Lake Clarendon State School has declared independence and from next year will become an Independent Public School, the only school in the Lockyer Valley.
Principal Sandra Wright said the independence would give the school greater autonomy to make its own decisions and drive student performance.
"It will be an additional $50,000 every year and in addition to that we receive our one-off $50,000 grant to transition and set up things like a school council," Ms Wright said.
"Everything new will go through a school council; there is a minimum of six people that have to be on it.
"They approve any of the strategic directions that the school is going to go in.
"They are an approval board. All of the planning still happens at the staffing and P & C level and then all of those decisions go to the board for final approval."
The school council will be elected next year and will be an equal number of parents, staff and community members.
"For me it is about the flexibility and the greater decision making I can have as principal and the freedom to plan our own path," Ms Wright said.
She added that the Australian curriculum would still be in place but the school would have greater control on how much time was spent on things like literacy and numeracy.

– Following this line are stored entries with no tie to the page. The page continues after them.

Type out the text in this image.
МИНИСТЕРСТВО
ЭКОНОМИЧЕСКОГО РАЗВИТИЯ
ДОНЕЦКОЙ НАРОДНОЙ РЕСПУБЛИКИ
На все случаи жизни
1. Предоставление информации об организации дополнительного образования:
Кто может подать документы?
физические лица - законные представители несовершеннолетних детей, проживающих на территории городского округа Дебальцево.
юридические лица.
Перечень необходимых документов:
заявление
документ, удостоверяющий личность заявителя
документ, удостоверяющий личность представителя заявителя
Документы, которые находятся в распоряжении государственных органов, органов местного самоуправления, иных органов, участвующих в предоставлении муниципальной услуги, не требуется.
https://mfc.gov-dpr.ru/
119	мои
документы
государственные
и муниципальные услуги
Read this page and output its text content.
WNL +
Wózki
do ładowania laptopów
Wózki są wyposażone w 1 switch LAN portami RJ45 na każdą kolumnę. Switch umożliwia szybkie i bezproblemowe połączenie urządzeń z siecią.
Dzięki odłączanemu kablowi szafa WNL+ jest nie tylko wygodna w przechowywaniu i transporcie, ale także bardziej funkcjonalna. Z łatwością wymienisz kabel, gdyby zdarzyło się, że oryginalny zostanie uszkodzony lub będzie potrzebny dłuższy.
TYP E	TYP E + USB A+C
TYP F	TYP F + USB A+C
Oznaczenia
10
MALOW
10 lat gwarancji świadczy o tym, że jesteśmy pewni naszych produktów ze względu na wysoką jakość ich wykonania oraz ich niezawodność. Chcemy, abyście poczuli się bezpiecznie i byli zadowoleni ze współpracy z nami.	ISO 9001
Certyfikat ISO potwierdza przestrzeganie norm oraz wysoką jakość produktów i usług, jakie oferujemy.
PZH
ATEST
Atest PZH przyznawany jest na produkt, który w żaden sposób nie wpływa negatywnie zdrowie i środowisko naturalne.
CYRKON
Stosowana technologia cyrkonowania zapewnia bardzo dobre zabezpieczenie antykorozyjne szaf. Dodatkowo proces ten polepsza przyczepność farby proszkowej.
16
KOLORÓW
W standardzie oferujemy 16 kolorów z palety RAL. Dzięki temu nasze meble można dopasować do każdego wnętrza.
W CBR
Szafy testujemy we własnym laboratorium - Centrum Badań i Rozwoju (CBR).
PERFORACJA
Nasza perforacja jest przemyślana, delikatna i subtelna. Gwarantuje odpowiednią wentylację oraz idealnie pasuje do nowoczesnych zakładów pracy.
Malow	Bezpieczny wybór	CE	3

Member for Lockyer Ian Rickuss said the school was selected from more than 80 expressions of interest statewide and would be one of 130 Independent Public Schools in Queensland next year.
"With greater input from parents, teachers and community members, the school will have more freedom to shape their own direction and make decisions that will directly benefit their students," Mr Rickuss said.
He said the State Government had extended their target to 250 Independent Public Schools by 2017, so more Lockyer Valley schools would have the chance to become independent.